On Sunday, June 29, FAFLRT scheduled back-to-back sessions during the entire day. Sessions were located in meeting rooms within close proximity to one another in the Anaheim Convention Center which made it very convenient for attendees. In fact, Sunday’s ALA Cognotes featured articles on FAFLRT sponsored sessions on Government 2.0 applications and providing information services to Members of Congress.

While in attendance at the FAFLRT Board and general membership meeting, I was able to view the members of the board and roundtable in action. Lively discussions among the board included policymaking, budget, and ideas for promoting the FAFLRT. The general meeting was well attended by FAFLRT members as well as individuals with an interest in learning more about this section.

During the “State of Federal Libraries” session, attendees shared their unique experiences at their federal libraries. Participants at this session included FAFLRT members, as well as individuals with an interest in the current status of federal libraries. What I discovered by attending this session, is that librarians overall have very global issues, regardless of their organization or agency, whether it is a federal agency, or public, academic, or special library setting.

You can see the presentations from FAFLRT events at the 2008 ALA Annual Conference on Slideshare ( http://www.slideshare.net/tag/faflrt).

One of the highlights of the Anaheim conference was the Camp Pendleton Tour, on Monday June 30, sponsored by FAFLRT. Participants included librarians from all over the US, as well as Europe and Australia. Many of the tour participants had very specific reasons for participating in this event, including myself. My brother had been stationed at Pendleton during his tour of duty. Many others on the tour also had family members stationed at this base. Other participants were interested in seeing the pristine landscape and flora of southern California or the architecture of the base.

The itinerary included a tour of the Camp Pendleton Main Library on the 250 square 2009mile base.
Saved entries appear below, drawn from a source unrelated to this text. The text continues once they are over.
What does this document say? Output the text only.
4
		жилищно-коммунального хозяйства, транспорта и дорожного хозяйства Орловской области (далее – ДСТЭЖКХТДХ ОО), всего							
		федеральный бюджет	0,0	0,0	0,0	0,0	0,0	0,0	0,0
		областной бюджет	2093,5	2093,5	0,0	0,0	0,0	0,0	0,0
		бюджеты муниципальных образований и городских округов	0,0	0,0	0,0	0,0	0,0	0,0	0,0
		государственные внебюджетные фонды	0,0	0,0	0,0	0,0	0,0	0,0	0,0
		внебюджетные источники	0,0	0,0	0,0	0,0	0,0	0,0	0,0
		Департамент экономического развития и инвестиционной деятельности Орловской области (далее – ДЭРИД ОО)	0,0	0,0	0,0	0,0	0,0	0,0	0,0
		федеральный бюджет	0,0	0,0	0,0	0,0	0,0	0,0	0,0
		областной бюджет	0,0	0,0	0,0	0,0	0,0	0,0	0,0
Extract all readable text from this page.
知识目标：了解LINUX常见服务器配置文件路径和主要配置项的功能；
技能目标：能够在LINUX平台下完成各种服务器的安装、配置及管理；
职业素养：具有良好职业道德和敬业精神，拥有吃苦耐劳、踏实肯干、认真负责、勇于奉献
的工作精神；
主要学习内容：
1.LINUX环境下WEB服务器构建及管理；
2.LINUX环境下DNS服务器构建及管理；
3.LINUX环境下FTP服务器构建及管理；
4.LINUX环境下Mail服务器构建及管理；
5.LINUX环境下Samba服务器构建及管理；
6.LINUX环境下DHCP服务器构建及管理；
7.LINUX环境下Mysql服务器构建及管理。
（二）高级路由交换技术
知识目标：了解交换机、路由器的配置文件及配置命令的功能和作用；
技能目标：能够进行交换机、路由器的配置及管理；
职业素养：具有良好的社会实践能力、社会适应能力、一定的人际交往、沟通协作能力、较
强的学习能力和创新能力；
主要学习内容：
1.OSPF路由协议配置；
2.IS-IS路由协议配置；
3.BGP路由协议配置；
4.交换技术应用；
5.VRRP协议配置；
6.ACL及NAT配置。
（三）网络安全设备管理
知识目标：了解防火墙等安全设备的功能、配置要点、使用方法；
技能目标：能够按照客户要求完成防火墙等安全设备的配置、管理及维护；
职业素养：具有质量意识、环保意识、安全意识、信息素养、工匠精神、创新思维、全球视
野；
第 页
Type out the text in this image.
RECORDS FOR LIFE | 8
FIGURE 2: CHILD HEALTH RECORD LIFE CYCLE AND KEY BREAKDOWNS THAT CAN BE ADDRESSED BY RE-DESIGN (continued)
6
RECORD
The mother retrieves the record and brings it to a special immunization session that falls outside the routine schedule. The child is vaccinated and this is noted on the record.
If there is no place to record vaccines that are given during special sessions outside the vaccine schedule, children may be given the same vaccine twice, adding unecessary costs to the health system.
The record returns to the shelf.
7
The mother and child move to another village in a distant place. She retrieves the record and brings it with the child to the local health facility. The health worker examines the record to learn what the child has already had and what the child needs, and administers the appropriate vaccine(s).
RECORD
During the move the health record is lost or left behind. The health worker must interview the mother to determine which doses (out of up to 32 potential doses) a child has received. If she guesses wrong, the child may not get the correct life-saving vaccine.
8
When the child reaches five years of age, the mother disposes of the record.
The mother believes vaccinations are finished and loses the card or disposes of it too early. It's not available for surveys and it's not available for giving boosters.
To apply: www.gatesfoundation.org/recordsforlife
During the afternoon, we went on a tour of the World War II and Korea LVT Museum and the Assault Amphibious School, where we were provided a demon-stration of the assault vehicles currently utilized in the Iraq War.

To close out the conference experience, I attended the FAFLRT information session on June 30, held in the Exhibits Hall at the ALA Member Pavilion. During this presentation, I was able to learn more about this section and the types of federal librarianship, including special, academic and medical libraries, which this round table supports.

I left the 2008 conference with a fresh perspective on the opportunities that would be available to me within the federal arena. This ALA experience broadened my knowledge of the world of federal librarianship opportunities. It provided me the opportunity of meeting and conversing with professionals in the federal arena, and to have a glimpse of their duties. This experience furthered my desire to be among the ranks of these information professionals.

Thanks to Nancy Faget, FAFLRT president and LSU SLIS graduate, for posting the scholarship announcement on the SLIS listserv. I would like to thank the FAFLRT awards committees for selecting me for this award. I want to thank Dr. Michelyn McKnight from the School of Library and Information Science at LSU for recommending me for this award. I would also like to thank Suzanne Martin, Fletcher Technical Community College Head Librarian, for encouraging me to pursue the MLIS, as well as scholarships that are available.

I encourage all library students to apply for the FAFLRT scholarships and awards while in pursuit of their degree. These opportunities will broaden their knowledge of the profession, and allow them to meet and network with other library professionals in the federal arena, and develop lifelong professional relationships during their careers.